Although, it was physically very tough, I enjoyed my first outing in a month mentally. My dogs also enjoyed the short drive in the dark and gave me positive feedback when they sniffed to check grocery bags.
It was wonderful to have decent meal and some treats.
It was also a relief for me to feel ’Battle of Rachels’ is ceased for now.
When my ME/CFS condition gets worse, I start to suffer mentally. I become very bitter and become the person I hate. This ‘ugly Rachel’ takes over control and makes me hate the whole world, makes me feel that hope means pathetic and makes me feel that I am such a useless existence. ’Ugly Rachel’ encourages me to just give in and forget about ‘trying to become the person I want to be’, ‘there is always positive in any situation’, and ‘people were born as good’.
And it is painful to feel that ‘ideal Rachel’ is loosing her power to keep positiveness, hope and love to fellow human beings. Every thoughts and moment was the constant battle of ugly and ideal Rachels. It is such a dark, lonely and torturous place to be.
Now I am feeling that ‘ideal Rachel’ is getting stronger again and cheering me up that I can still hang in there and will find the way to live with ME/CFS. ‘Ideal Rachel’ is making me sure that I can still become the person I want to be. I will eventually find a purpose in my life and will become a contributing member of society again. ‘Ideal Rachel’ gave me a pat on my sholder and congraduated me for not giving up who I am during the ‘Battle of Rachels’.

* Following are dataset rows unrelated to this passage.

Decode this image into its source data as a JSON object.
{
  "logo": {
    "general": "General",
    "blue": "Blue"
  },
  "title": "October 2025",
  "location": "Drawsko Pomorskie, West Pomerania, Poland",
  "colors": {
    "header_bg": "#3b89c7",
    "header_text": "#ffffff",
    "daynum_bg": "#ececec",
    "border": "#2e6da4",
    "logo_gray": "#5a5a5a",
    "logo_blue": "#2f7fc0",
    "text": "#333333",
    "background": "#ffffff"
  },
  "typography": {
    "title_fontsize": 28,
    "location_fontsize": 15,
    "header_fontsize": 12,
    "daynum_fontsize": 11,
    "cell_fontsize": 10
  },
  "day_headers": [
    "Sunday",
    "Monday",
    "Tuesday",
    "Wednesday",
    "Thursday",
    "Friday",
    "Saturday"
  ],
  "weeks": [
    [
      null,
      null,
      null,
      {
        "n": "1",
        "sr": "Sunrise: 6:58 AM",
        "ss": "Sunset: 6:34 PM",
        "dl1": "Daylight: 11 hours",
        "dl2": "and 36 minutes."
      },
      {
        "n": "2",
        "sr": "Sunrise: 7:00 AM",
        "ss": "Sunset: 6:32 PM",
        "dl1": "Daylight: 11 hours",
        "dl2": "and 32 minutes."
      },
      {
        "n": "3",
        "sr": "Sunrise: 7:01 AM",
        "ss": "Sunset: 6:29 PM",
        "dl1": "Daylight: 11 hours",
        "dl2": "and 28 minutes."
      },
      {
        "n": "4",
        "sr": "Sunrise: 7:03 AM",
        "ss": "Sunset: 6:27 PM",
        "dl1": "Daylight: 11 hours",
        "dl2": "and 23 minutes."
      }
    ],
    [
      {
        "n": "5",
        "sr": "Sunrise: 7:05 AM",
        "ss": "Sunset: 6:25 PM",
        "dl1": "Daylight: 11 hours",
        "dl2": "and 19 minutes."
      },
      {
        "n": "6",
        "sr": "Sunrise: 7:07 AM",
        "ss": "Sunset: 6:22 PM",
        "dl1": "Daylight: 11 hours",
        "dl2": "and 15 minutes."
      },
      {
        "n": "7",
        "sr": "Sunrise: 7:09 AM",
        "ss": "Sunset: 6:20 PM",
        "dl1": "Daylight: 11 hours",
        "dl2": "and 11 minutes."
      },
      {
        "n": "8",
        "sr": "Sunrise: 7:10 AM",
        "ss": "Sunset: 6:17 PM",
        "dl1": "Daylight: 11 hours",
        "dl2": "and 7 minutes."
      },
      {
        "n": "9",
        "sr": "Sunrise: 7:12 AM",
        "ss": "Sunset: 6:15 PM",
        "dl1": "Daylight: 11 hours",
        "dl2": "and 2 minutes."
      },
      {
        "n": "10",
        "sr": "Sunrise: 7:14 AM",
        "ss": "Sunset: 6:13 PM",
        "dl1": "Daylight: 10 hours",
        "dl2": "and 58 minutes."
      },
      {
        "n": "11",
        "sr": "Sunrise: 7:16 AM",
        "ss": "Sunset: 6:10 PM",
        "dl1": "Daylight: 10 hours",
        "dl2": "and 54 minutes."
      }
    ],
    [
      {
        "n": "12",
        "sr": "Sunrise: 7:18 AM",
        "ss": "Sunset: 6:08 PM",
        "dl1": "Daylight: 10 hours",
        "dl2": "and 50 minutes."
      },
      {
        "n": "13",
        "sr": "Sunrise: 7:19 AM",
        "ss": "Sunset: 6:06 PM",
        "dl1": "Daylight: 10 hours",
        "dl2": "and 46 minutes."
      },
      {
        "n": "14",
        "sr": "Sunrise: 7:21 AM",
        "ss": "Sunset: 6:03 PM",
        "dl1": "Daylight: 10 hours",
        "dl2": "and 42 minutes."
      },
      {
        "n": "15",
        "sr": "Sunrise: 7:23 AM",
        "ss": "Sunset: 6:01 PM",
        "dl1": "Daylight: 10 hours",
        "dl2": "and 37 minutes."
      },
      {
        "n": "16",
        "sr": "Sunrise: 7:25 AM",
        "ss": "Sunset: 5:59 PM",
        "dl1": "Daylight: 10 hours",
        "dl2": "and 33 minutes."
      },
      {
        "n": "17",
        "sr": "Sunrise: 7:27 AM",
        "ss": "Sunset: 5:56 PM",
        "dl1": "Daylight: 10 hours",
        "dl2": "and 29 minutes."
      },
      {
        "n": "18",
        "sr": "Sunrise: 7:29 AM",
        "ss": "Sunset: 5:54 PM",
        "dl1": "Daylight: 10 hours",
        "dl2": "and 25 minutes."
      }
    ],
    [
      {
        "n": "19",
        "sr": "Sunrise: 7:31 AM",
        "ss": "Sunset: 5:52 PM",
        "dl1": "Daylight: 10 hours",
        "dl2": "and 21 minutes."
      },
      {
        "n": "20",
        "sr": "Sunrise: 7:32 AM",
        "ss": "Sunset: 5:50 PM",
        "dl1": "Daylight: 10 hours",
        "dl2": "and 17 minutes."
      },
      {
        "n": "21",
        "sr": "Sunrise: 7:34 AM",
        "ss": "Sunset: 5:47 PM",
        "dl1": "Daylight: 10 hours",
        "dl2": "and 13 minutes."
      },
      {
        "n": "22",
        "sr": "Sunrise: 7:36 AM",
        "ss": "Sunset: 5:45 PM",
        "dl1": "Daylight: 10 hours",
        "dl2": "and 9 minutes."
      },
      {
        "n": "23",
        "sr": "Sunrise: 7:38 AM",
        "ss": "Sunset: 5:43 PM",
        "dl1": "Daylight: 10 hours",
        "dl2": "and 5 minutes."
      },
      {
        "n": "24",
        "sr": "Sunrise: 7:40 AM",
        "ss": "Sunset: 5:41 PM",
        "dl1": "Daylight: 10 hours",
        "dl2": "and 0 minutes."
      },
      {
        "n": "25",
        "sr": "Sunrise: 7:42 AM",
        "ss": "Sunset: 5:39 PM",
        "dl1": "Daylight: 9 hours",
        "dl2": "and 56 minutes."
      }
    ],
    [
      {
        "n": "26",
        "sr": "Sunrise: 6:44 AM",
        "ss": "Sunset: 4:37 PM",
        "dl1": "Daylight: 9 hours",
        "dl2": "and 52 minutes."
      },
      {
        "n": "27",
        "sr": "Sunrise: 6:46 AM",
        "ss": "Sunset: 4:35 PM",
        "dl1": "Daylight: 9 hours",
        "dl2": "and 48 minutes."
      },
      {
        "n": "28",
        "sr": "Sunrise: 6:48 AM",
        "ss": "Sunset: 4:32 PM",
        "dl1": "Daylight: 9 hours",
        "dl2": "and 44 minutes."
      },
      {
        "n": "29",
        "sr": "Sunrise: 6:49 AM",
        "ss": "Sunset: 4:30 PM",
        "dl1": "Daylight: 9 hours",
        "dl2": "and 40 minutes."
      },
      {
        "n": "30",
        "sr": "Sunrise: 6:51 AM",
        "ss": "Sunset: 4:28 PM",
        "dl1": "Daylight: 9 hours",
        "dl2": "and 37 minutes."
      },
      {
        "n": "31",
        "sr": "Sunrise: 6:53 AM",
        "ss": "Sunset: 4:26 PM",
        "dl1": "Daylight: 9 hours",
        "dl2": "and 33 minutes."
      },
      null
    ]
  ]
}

At least now, I can picture myself smiling again. And it is a good sign.
Comments
Give those little puppies of yours a pat from me
Thank you Worker,
After the grocery shopping, my condition got backwards... But I will improve some degree with enough rest.

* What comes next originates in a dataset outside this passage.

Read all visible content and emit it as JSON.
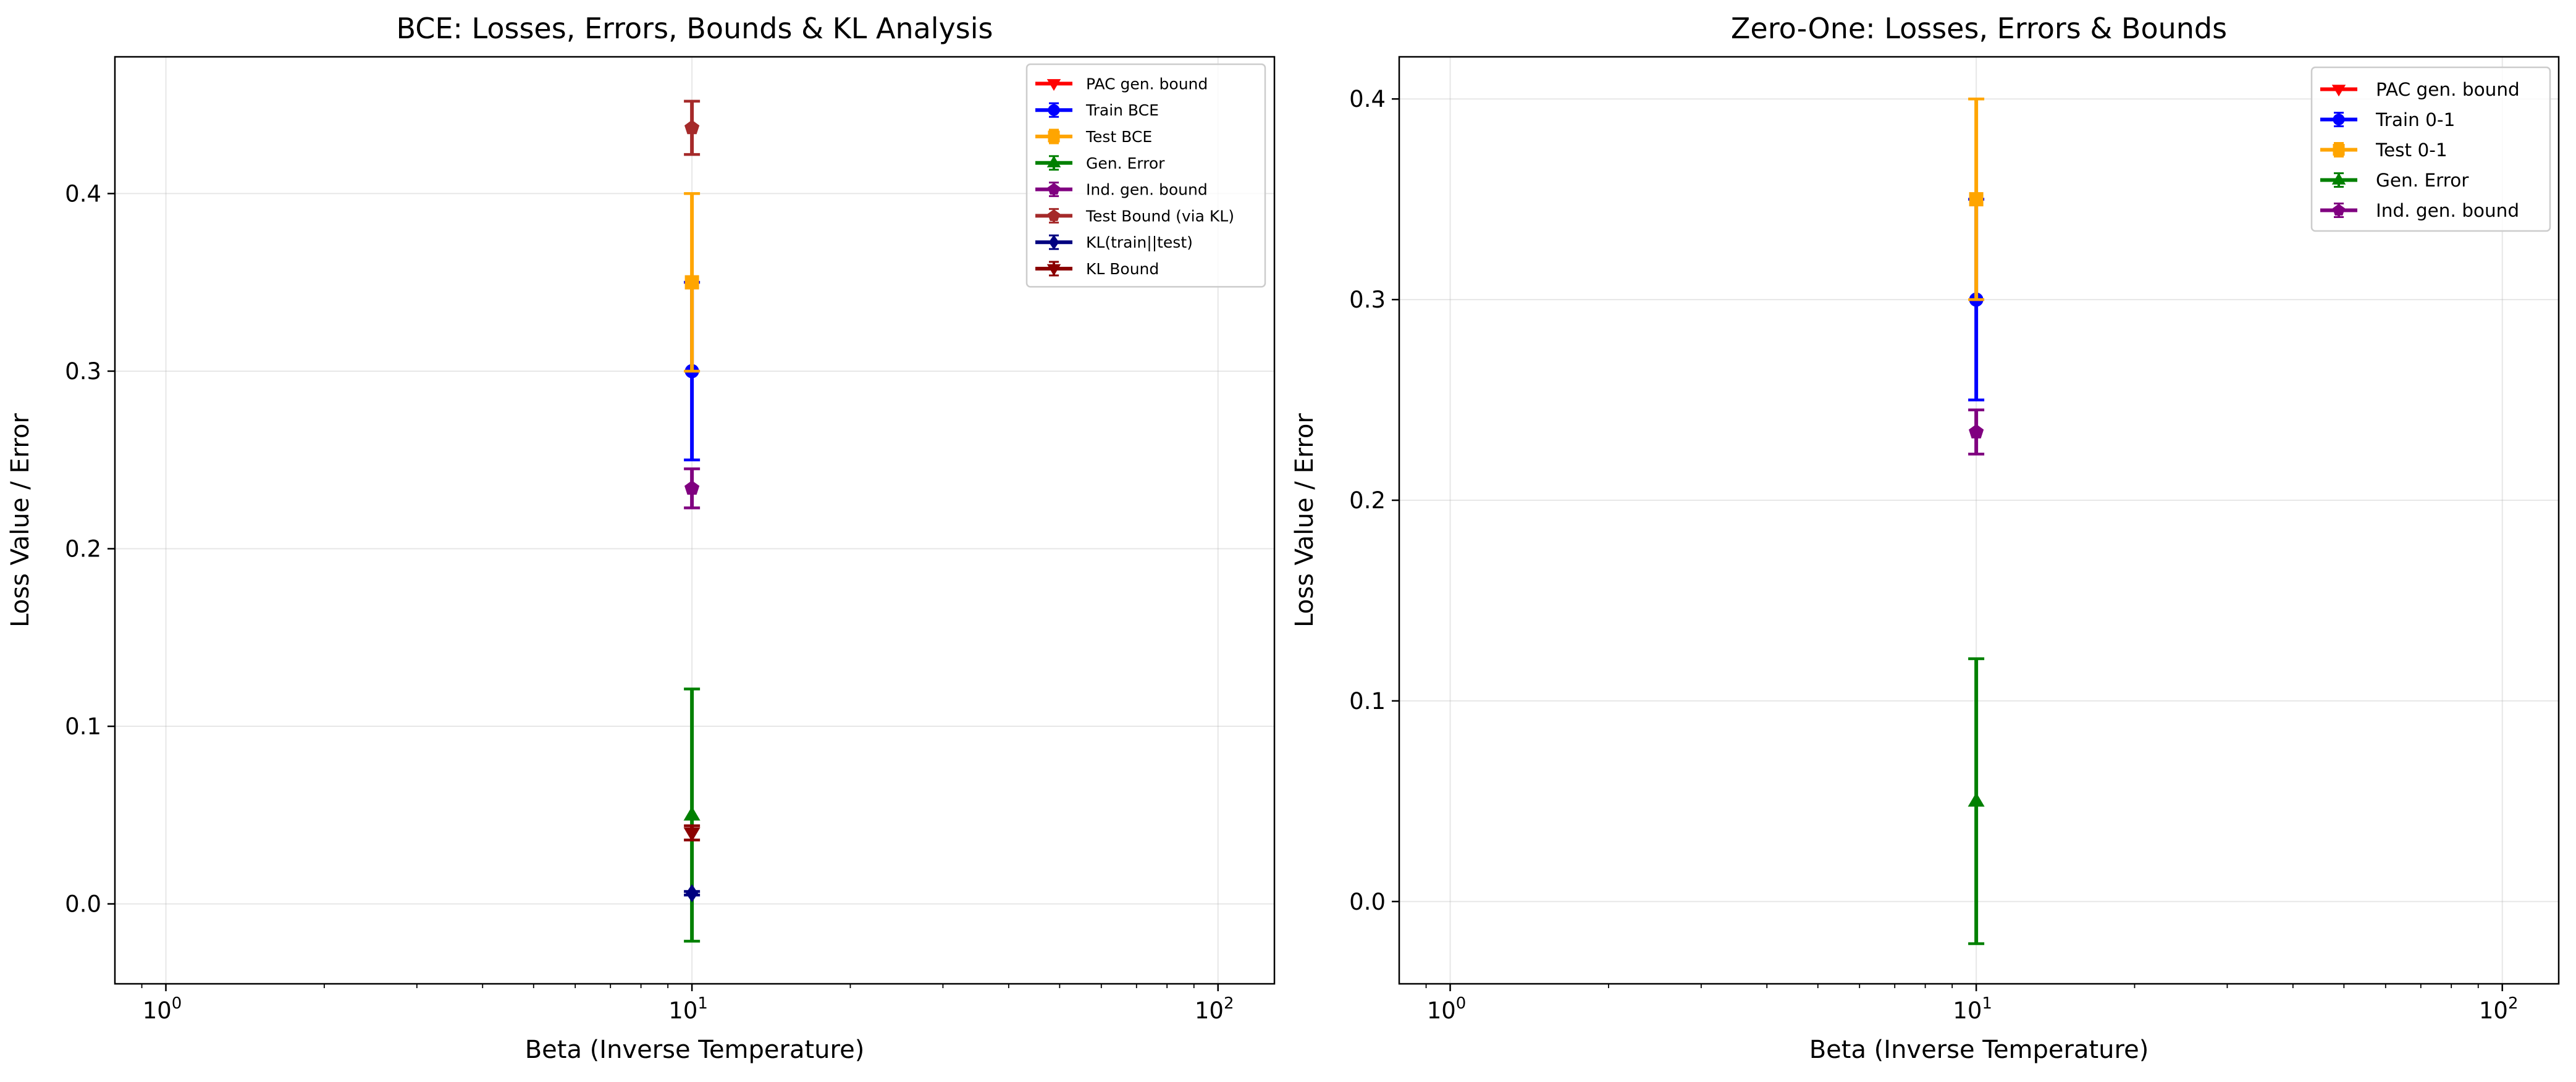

I have this image of ideal person, and I want to become her. Your calendar sums it up. All I can do is to try. I'm glad you don't see "ugly/evil Rachel".
Thanks Ninja.
You are right. Everybody has to fight their own battles.

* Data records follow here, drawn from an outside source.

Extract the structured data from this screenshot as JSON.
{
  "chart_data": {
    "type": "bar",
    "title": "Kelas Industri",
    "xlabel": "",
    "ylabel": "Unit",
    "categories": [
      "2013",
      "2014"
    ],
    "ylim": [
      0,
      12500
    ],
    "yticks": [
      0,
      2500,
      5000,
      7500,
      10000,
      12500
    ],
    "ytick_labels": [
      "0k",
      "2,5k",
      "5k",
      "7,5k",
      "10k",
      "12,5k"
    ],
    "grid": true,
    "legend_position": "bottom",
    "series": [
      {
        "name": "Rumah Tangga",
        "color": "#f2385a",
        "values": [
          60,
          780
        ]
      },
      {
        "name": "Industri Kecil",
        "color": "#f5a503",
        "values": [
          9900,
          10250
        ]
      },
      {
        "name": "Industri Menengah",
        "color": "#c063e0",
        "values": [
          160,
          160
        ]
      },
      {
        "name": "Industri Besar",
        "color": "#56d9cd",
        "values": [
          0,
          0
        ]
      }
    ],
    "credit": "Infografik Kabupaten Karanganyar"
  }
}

When I saw this heading I thought you were going to talk about another subject. That being all of the Rachel's from different countries wanting to be your friend. But that is a much nicer battle :-)
Love ya mate,
Chezza
XXXX OOOO
Since I posted this originally, I gained another friend, Rachel from America who is living with ME/CFS. And as you can see at the link, I am also be friends with Rachel from UK who is also living with ME/CFS. They are both nice Rachels.
I feel like I should start recruiting another Rachel who is also living with ME/CFS from another country. LOL
And yes, this battle of Rachels is only talking about me. No, I don't have multiple persoality, but when I get depressed, it is a struggle to be a nice person (ideal Rachel). You only got confused coz you just know too much about me.
Hugs. And you better be resting my friend.